İsrail tarafından defalarca bombalanan başkentini koruyacak bir gücü bile olmamasına rağmen bu aşağılayıcı duruma düzeltmek için de kılını kıpırdatmayan şımarık bir diktatör.

Savaşta ona destek vermiş Dürzilerin bile rızasını kaybetmiş, halkını ikna etmekle ilgilenmeyen, muhalifleriyle masaya oturmayan, vatandaşlarının elektrik, su gibi en temel sorunlarını çözemeyen, ekonomisini captagon çetelerine teslim etmiş, Türkiye’nin barış çağrılarını bile tersleyen bir kibir abidesiydi.

Daha doğrusu zulmünden kaçan 6 milyon insanın istif halde yaşadığı İdlip-Azez bölgesinde kurulan, uçaklarla bombalayarak nefretlerini körüklediği muhaliflerin orduları tarafından karizması önceki gün çizilene kadar böyleydi.

Tek hedefi babasından miras kalan 40 yıllık diktatörlüğü oğluna aktarmak olan, bu uğurda kendi şehirlerini, halkını bombalamış, BM’ye göre kimyasal silah kullanmaktan bile çekinmemiş bu diktatör, nedense Türkiye’de otoriter rejime karşı mücadele ettiğini söyleyen muhalifler arasında çok popüler.

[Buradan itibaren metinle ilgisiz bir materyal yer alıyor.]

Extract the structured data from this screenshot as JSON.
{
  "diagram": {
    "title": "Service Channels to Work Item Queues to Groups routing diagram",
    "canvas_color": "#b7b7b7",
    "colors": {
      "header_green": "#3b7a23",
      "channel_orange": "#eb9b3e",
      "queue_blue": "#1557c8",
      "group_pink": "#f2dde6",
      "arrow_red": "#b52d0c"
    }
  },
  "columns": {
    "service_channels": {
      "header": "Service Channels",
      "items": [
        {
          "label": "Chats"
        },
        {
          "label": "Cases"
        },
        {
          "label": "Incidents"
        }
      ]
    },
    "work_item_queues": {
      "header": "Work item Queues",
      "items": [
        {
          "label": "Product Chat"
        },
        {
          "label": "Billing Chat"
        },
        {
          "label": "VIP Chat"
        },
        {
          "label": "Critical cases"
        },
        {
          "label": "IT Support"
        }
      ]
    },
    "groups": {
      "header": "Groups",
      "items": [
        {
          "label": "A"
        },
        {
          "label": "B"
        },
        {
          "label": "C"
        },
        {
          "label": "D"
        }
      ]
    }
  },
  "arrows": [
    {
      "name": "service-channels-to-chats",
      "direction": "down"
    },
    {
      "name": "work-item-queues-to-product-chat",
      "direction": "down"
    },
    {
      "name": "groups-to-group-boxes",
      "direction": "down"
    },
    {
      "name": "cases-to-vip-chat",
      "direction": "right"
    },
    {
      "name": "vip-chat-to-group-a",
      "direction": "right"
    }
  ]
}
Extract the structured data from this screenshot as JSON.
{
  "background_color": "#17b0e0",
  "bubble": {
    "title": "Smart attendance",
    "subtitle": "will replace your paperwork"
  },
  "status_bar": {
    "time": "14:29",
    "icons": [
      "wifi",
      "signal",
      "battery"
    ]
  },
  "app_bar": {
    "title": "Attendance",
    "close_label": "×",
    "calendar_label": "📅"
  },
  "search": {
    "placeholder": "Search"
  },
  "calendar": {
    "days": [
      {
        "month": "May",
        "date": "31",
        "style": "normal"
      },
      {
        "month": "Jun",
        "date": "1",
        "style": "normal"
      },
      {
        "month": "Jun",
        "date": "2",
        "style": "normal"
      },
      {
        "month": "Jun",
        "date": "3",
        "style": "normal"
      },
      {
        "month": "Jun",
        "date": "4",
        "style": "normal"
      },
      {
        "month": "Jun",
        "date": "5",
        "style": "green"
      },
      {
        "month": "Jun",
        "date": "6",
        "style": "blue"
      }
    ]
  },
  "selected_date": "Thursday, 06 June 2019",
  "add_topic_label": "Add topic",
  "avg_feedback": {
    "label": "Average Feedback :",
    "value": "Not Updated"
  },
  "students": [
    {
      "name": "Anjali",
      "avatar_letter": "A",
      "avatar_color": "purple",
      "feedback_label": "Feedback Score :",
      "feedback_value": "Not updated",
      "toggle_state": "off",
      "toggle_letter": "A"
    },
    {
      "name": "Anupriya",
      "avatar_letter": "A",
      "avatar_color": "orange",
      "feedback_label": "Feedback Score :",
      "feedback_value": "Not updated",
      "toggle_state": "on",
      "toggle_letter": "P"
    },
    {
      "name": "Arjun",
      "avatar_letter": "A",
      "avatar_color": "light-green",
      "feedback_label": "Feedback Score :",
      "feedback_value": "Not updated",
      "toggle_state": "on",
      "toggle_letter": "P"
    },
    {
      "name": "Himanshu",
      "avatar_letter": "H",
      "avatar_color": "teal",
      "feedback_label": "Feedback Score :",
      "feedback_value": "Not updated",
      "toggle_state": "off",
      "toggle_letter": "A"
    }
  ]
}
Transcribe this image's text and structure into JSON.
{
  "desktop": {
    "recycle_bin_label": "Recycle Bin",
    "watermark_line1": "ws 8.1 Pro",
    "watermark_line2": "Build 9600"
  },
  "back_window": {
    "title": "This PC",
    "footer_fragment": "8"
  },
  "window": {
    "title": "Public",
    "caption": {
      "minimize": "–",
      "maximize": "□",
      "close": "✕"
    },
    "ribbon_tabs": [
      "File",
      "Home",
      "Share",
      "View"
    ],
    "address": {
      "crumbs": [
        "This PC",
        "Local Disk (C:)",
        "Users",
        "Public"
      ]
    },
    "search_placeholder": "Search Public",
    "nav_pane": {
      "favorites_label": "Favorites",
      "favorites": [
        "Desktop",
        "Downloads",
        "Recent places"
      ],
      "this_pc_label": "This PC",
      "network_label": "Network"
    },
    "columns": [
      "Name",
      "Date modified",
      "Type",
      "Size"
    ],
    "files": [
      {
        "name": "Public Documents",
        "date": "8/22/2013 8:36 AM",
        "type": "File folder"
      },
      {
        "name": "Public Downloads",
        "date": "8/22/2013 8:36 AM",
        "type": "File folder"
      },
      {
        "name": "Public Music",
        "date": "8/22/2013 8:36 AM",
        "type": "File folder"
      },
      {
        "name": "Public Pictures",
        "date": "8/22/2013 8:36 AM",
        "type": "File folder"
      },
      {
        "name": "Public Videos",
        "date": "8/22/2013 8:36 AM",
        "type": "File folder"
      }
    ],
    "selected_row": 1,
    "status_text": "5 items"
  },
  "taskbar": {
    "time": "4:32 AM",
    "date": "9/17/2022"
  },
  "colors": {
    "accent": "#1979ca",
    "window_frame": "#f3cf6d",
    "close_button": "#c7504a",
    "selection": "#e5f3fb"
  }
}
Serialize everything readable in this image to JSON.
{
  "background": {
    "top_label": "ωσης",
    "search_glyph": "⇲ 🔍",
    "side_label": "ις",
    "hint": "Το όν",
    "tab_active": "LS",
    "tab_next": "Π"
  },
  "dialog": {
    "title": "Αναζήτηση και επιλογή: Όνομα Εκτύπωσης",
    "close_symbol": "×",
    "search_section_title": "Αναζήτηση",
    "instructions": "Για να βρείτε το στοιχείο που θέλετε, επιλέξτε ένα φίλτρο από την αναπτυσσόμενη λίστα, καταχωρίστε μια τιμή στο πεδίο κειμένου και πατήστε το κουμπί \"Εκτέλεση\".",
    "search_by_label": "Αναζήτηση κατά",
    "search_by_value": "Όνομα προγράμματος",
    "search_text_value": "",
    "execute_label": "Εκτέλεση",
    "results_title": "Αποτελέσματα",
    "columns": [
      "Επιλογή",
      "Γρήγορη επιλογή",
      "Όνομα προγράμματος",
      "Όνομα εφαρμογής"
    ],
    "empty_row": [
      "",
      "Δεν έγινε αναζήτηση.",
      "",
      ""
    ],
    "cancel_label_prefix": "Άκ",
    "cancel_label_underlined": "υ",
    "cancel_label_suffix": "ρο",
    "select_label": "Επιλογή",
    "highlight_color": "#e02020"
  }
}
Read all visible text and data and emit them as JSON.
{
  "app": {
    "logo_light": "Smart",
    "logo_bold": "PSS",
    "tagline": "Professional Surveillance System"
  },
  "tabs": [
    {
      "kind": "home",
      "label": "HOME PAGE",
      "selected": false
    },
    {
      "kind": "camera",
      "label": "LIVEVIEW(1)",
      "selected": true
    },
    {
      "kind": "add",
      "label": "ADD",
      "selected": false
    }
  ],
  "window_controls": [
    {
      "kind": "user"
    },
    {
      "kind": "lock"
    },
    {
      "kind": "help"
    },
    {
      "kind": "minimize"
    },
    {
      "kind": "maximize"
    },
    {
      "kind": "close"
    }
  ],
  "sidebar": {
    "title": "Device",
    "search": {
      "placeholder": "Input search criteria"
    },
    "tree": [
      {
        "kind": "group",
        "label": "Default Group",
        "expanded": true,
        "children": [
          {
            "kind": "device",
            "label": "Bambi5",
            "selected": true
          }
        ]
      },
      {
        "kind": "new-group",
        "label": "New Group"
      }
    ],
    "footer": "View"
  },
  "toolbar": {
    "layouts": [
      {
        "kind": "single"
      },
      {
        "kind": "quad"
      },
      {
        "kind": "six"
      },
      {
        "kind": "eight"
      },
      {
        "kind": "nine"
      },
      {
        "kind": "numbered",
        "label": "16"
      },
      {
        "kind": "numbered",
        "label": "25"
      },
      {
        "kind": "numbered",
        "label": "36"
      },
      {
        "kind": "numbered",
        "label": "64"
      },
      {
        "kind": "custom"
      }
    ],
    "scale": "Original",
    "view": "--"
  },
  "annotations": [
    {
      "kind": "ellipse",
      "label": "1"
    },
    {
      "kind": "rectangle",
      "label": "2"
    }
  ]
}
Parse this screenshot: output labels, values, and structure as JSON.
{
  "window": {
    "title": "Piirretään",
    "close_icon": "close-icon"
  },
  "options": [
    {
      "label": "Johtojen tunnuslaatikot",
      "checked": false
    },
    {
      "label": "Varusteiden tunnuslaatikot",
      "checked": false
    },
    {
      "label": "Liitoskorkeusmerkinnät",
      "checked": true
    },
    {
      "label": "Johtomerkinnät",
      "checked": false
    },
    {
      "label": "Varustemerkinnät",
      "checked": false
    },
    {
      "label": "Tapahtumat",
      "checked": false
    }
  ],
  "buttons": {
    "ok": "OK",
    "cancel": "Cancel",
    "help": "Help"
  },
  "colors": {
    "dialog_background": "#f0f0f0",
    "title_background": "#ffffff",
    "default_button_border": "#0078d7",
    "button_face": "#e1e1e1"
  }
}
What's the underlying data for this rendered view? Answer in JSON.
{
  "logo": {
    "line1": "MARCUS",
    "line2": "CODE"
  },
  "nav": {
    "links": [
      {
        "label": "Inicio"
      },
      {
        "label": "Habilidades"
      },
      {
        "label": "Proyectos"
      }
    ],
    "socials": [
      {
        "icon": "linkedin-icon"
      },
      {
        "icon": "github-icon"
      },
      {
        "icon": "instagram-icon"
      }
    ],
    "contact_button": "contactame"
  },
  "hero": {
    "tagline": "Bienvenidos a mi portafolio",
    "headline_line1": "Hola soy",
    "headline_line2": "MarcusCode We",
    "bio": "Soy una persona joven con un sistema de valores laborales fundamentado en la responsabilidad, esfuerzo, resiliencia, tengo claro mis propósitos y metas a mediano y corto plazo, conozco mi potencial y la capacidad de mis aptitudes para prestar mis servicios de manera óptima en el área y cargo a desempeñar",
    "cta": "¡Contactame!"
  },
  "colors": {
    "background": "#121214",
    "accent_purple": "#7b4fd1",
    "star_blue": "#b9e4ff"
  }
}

Sadece ideolojik olarak ya da mezhepsel olarak kendisini Esad’a yakın hissedenler arasında da değil, başka konularda gayet demokrat olan, adalet, özgürlükler konusunda hassas insanların da önemli bir kısmı Suriye’de “cihatçılara”, “çetelere” karşı Esad’ı tutuyor.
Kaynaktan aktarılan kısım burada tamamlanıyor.